What will readers get from reading the papers in this special issue?

Each of the articles in this special issue help us better understand the discrete Christian authors, ideas, practices, and context that the authors study, as well as how medical ideas and practices informed Christian asceticism, ritual practices, and ecclesiology. Yet, as I discuss in more detail in my foreword to the issue, when read together this collection of articles force us to think more carefully about the precise manner by which early Christians leveraged medical terms, ideas, and practices; how scholars of late antiquity ought to study medical metaphors; and, most exciting, the extent to which we ought to regard early Christians’ medical metaphors as metaphor (or rather, as literal).

Why focus on metaphors?

Metaphors are interesting in that they are pervasive in ancient medicine. Technical medical terms for body parts, functioning, and disorders often originated as metaphors. For instance, the term for “intestines”—χορδή in Greek—describes the gut in relation to the “strings” of an instrument. The “capillaries” at the end of blood vessels are named in reference to the qualities they share with head hair (capillus in Latin). Because these terms so quickly converted to their literal, medical sense, however, we are not always cognizant of the ubiquity of metaphors in medicine.

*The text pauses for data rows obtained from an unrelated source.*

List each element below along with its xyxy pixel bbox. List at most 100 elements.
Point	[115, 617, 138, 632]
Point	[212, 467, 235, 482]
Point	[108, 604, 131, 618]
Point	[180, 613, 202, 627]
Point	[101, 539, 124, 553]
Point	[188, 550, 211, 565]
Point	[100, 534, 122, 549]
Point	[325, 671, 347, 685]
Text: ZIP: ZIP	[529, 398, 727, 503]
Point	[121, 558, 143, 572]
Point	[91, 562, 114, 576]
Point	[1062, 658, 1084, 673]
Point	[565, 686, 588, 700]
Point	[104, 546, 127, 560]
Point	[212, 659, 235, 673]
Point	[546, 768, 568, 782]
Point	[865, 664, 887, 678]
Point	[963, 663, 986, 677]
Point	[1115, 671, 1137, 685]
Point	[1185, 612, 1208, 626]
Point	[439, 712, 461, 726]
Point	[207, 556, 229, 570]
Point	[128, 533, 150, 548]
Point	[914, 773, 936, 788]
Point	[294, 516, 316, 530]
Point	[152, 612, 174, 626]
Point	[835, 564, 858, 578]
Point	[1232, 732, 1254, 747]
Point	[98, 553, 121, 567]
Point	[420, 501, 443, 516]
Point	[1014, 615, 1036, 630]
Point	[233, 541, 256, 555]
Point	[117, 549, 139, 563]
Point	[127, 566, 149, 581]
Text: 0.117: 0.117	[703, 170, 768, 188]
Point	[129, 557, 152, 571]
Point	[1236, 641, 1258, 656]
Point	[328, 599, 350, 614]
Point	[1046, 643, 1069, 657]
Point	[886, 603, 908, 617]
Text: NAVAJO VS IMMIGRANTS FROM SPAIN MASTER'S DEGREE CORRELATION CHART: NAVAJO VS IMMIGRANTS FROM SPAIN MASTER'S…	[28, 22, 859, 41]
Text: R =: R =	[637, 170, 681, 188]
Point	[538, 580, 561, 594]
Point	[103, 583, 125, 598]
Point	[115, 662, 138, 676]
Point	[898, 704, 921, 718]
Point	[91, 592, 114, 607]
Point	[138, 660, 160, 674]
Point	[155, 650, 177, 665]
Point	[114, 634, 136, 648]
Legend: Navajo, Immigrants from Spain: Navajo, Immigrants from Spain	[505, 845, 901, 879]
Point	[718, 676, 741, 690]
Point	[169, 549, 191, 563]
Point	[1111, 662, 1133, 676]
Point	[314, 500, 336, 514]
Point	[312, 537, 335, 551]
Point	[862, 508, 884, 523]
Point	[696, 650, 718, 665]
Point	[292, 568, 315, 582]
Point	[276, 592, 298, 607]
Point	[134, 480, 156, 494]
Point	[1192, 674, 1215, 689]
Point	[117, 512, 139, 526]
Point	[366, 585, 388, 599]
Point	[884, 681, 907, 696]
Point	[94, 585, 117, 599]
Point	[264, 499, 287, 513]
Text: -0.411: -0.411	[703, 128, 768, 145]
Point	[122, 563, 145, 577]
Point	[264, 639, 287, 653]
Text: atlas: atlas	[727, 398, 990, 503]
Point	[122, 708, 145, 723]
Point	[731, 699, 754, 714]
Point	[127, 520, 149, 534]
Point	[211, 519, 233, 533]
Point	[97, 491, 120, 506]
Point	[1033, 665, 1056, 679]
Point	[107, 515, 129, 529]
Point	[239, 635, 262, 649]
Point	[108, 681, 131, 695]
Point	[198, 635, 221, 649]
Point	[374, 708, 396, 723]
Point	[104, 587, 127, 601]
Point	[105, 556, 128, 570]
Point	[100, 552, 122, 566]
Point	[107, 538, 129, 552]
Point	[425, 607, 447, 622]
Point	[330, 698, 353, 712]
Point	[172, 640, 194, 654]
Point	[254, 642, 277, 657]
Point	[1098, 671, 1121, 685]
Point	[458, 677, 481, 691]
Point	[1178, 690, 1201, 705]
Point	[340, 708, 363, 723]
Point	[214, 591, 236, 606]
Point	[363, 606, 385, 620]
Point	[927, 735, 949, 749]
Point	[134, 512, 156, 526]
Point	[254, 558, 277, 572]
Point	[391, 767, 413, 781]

Still more, metaphors are also interesting in that their figurative potential seems to be unending. Medical concepts and terms—even those that are themselves metaphors—can be re-mobilized as metaphors in a non-medical context. Take, for example, cancer in Latin (καρκίνος in Greek), which referred to uneven sores or wounds whose shape resembled that of a “crab.” In Oration 25, Demosthenes uses the medical treatment of cancerous growths as a metaphor through which to advocate for the expulsion of a community member; this act, he argued, would preserve a healthy social body. He writes, “Just as physicians, when they detect a cancer or an ulcer or some other incurable growth, cauterize it or cut it away, so you ought all to unite in exterminating this monster. Cast him out of your city; destroy him.”

Our special issue points to the ubiquity and expansiveness of medical metaphors and to the potential for additional studies in this area.

How does this special issue relate to the work of ReMeDHe:

In 2013, Heidi Marx and I founded ReMeDHe in response to a resurgence of research on medicine, health, and healing in late antiquity, and prompted by our desire to build a scholarly community who could establish a firm foundation for the growing subfield.

Our group has a handful of goals: First, we want to make a case for the importance of late antiquity in the history of medicine, health, and healing, seeing late antiquity not merely as a stagnant time when previous medical knowledge was compiled, but a time when people in the ancient Mediterranean were innovating and creating new medical ways of knowing. Second, we want to highlight the cross-pollination between professional medicine and other domains of society who understood health and healing to be part of their purview, namely philosophy, religion, ritual practices (sometimes labeled “magic”). Third, we want to bring together various scholarly trajectories—such as, the history of medicine, anthropology of medicine, ancient history, religious studies, and scientific studies—that have underutilized each other’s insights and, more generally, to think carefully about our methodological approaches.

The papers in this special issue meet all of the aims. They each describe in intricate detail the ways medical knowledge is thoroughly embedded in a range of late ancient Christian sources, producing newly fused religio-medical ideas and practices. Taken as a whole, and with the guidance of Wendy Mayer’s viewpoint essay, they also prompt us to think carefully about methodology, namely how we study medical “metaphors.”